Sur le Chemin des Dames, les traces de la guerre ont été volontairement effacées pour remettre les terres en culture. Mais la forêt domaniale de Vauclair fossilise encore pour des siècles les reliefs hérités des combats.

(1) Jérôme Buridant, "Effacer la guerre : la reconstitution forestière de la zone rouge", Forêt carrefour, forêt frontière : la forêt dans l'Aisne, Langres : Guéniot, 2007, p. 153-164.

Jérôme Buridant

Transcription

Eric Maillebiau
Les plus sites se trouvent souvent juste à côté de chez vous. Exemple ici, dans la forêt de Vauclair, dans l’Aisne. Au programme, de la botanique, un petit peu d’histoire, et surtout une superbe balade pour se changer les idées. Le sentier Saint-Victor est l’un des trois circuits de randonnée qui sillonnent la forêt domaniale de Vauclair. Balisé par un petit point bleu, il prend son départ à deux pas de l’abbaye du même nom. Le parcours s’étend sur une dizaine de kilomètres pour environ 3 heures de marche. Les superbes points de vue y sont nombreux avec, par exemple, cette première étape à l’étang de Bonne Fontaine. Le petit plan d’eau d’un demi-hectare est une bénédiction pour les pêcheurs. Gardons, rotengles ou brèmes ne sont que quelques-unes des espèces qu’il abrite.
Jean-Marc Holzer
Les plus intéressantes parce que ce sont les plus spectaculaires, il y a du [bouton], du brochet. Vous avez de très belles carpes. Je me souviens avoir vu et mis dans cet étang des carpes qui faisaient entre 10, 11 et 12 kilos à peu près, quoi. Ce sont de très belles carpes communes.
Eric Maillebiau
Les marcheurs laisseront ensuite les pêcheurs à leurs cannes pour s’enfoncer plus avant dans la forêt. Au sommet du plateau de Californie qui doit son nom à l’ancienne présence d’une guinguette, le sentier débouche sur le célèbre Chemin des Dames. Il fut nommé ainsi parce que les filles de Louis XV l’empruntaient jadis pour rendre visite à leur gouvernante. La crête qui le longe forme la dernière barrière naturelle avant Paris. César puis Napoléon se sont battus ici. Mais le Chemin des Dames est surtout resté dans les mémoires comme l’une des tragédies les plus sanglantes de la première Guerre mondiale.
Jean-Marc Holzer
On est précisément là sur les anciennes positions allemandes. Les Allemands, malheureusement, par rapport aux Français, avaient les crêtes. Et les valeureux soldats français occupaient toute cette position de la plaine qui est juste en-dessous de nous, là.
Eric Maillebiau
600 000 soldats ont trouvé la mort dans ces terribles combats.
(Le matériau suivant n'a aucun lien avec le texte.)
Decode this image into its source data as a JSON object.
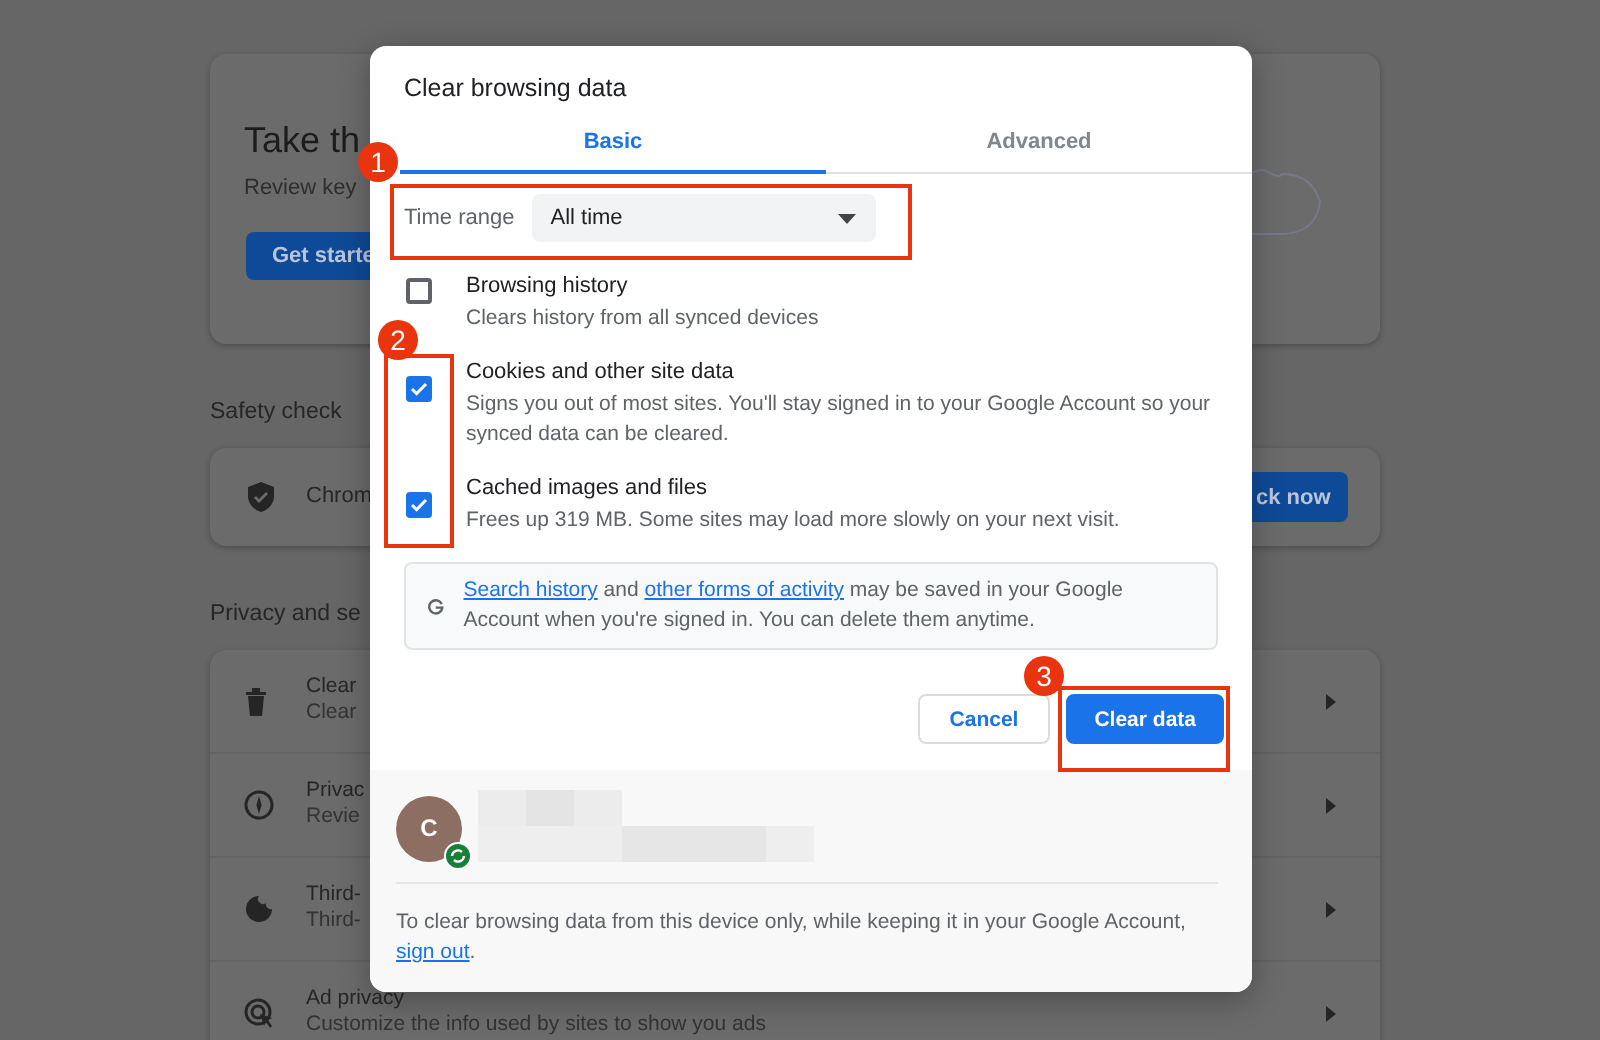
{
  "background": {
    "hero_card": {
      "title": "Take th",
      "subtitle": "Review key",
      "button": "Get starte"
    },
    "safety_heading": "Safety check",
    "safety_card": {
      "label": "Chrom",
      "button": "ck now"
    },
    "privacy_heading": "Privacy and se",
    "privacy_rows": [
      {
        "kind": "trash",
        "title": "Clear",
        "subtitle": "Clear"
      },
      {
        "kind": "compass",
        "title": "Privac",
        "subtitle": "Revie"
      },
      {
        "kind": "cookie",
        "title": "Third-",
        "subtitle": "Third-"
      },
      {
        "kind": "target",
        "title": "Ad privacy",
        "subtitle": "Customize the info used by sites to show you ads"
      }
    ]
  },
  "dialog": {
    "title": "Clear browsing data",
    "tabs": [
      {
        "label": "Basic",
        "selected": true
      },
      {
        "label": "Advanced",
        "selected": false
      }
    ],
    "time_range": {
      "label": "Time range",
      "value": "All time"
    },
    "options": [
      {
        "title": "Browsing history",
        "description": "Clears history from all synced devices",
        "checked": false
      },
      {
        "title": "Cookies and other site data",
        "description": "Signs you out of most sites. You'll stay signed in to your Google Account so your synced data can be cleared.",
        "checked": true
      },
      {
        "title": "Cached images and files",
        "description": "Frees up 319 MB. Some sites may load more slowly on your next visit.",
        "checked": true
      }
    ],
    "info": [
      {
        "text": "Search history",
        "link": true
      },
      {
        "text": " and ",
        "link": false
      },
      {
        "text": "other forms of activity",
        "link": true
      },
      {
        "text": " may be saved in your Google Account when you're signed in. You can delete them anytime.",
        "link": false
      }
    ],
    "buttons": [
      {
        "label": "Cancel",
        "kind": "secondary"
      },
      {
        "label": "Clear data",
        "kind": "primary"
      }
    ],
    "account": {
      "avatar_letter": "C"
    },
    "footer": [
      {
        "text": "To clear browsing data from this device only, while keeping it in your Google Account, ",
        "link": false
      },
      {
        "text": "sign out",
        "link": true
      },
      {
        "text": ".",
        "link": false
      }
    ]
  },
  "annotations": [
    {
      "number": "1"
    },
    {
      "number": "2"
    },
    {
      "number": "3"
    }
  ]
}
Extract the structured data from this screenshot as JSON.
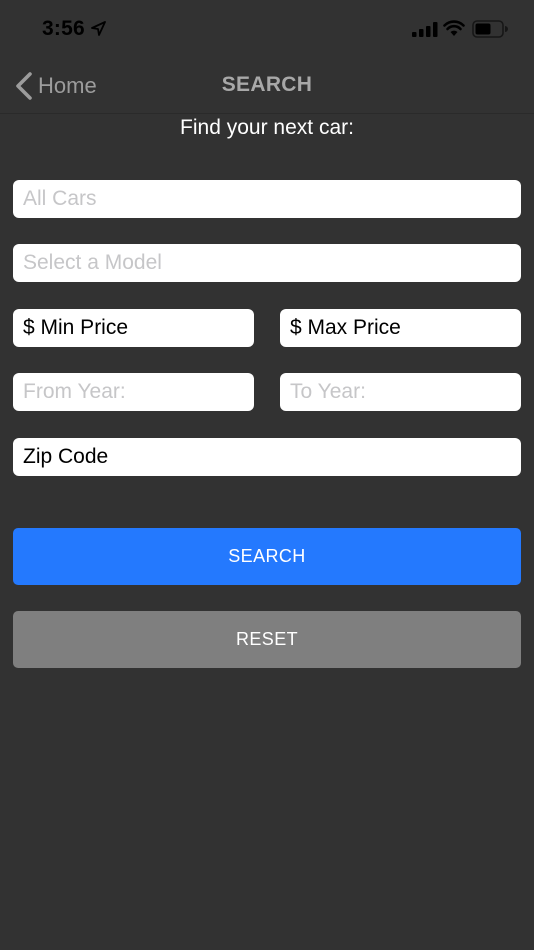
{
  "status_bar": {
    "time": "3:56",
    "icons": [
      "location-arrow-icon",
      "cellular-signal-icon",
      "wifi-icon",
      "battery-icon"
    ]
  },
  "nav": {
    "back_label": "Home",
    "title": "SEARCH"
  },
  "heading": "Find your next car:",
  "form": {
    "make": {
      "placeholder": "All Cars",
      "value": ""
    },
    "model": {
      "placeholder": "Select a Model",
      "value": ""
    },
    "min_price": {
      "placeholder": "$ Min Price",
      "value": ""
    },
    "max_price": {
      "placeholder": "$ Max Price",
      "value": ""
    },
    "from_year": {
      "placeholder": "From Year:",
      "value": ""
    },
    "to_year": {
      "placeholder": "To Year:",
      "value": ""
    },
    "zip_code": {
      "placeholder": "Zip Code",
      "value": ""
    }
  },
  "buttons": {
    "search": "SEARCH",
    "reset": "RESET"
  },
  "colors": {
    "background": "#323232",
    "search_button": "#2479fe",
    "reset_button": "#7f7f7f",
    "placeholder_light": "#c6c6c8"
  }
}
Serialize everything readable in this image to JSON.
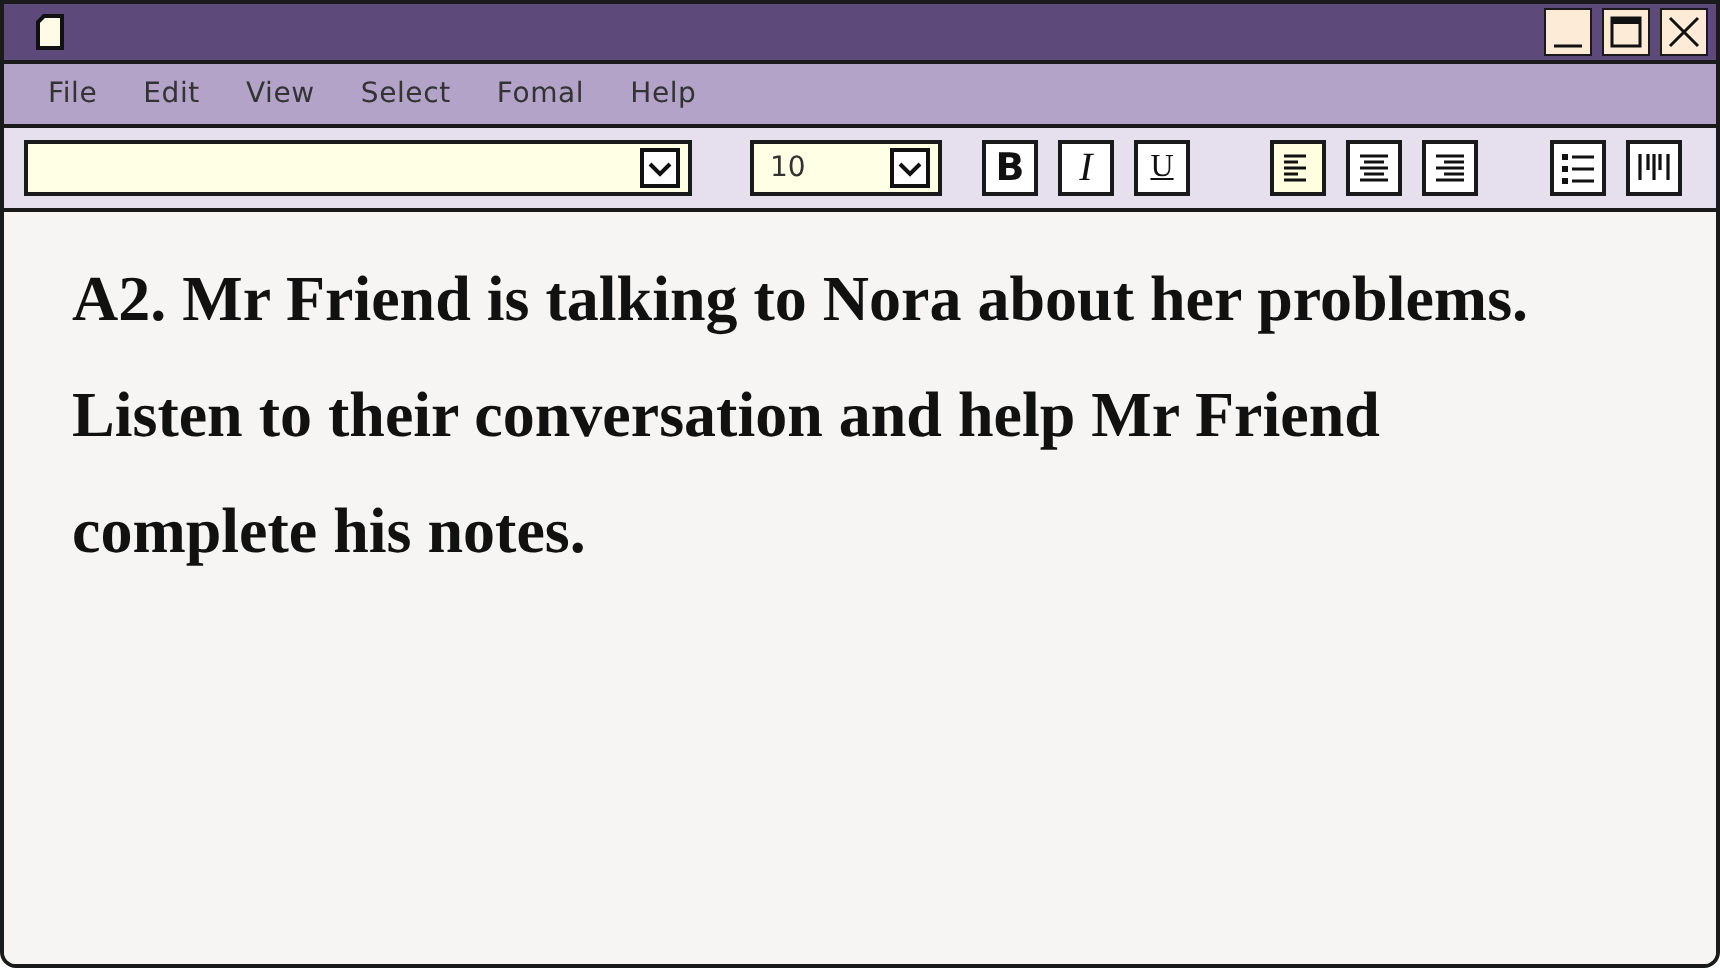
{
  "menu": [
    "File",
    "Edit",
    "View",
    "Select",
    "Fomal",
    "Help"
  ],
  "size_field": {
    "value": "10"
  },
  "format_buttons": [
    {
      "label": "B",
      "kind": "bold"
    },
    {
      "label": "I",
      "kind": "italic"
    },
    {
      "label": "U",
      "kind": "underline"
    }
  ],
  "align_buttons": [
    {
      "kind": "left",
      "selected": true
    },
    {
      "kind": "center",
      "selected": false
    },
    {
      "kind": "right",
      "selected": false
    }
  ],
  "document": {
    "paragraph": "A2. Mr Friend is talking to Nora about her problems. Listen to their conversation and help Mr Friend complete his notes."
  }
}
Un peu moins d’un siècle plus tard, il ne reste de ce carnage qu’une immense forêt de résineux.
Jean-Marc Holzer
Juste avant la grande offensive du général Nivelle, il y a eu un bombardement incessant, une pluie d’obus, d’obus de 75 ou 155 qui s'est abattue donc sur les positions allemandes où nous sommes. Et là, c’est un plateau calcaire. Et tout a été complètement remué. La force de pénétration d’un obus est très impressionnante. Il pénètre de plusieurs mètres dans le sol avant d’exploser. Ça fait que nous avons eu des tonnes et des tonnes de terre qui ont été retournées. Et malheureusement, la végétation, pendant les quelques années après la fin de la guerre, a posé des problèmes. Et les pins, donc, on été les seuls végétaux qui ont pu reprendre d’une façon naturelle.
Eric Maillebiau
Autre témoignage de cette folie destructrice : l’ancien village de Craonne aux pieds de la crête. Le site est entouré d’un arboretum où pousse une trentaine d’essences forestières différentes. A l’époque, les habitants avaient refusé de rebâtir leur village au même endroit.
Jean-Marc Holzer
L’arbre, c’est un peu le symbole de la continuité de la durée dans le temps, tout simplement. Je pense que c’était un peu l’esprit des gens qui vivaient sur ce village, qui ont voulu peut-être donner une sorte d’immortalité à l’ancien village.
Eric Maillebiau
Une immortalité qui fait, aujourd'hui, tout le charme de la forêt de Vauclair et du sentier Saint-Victor qui la traverse.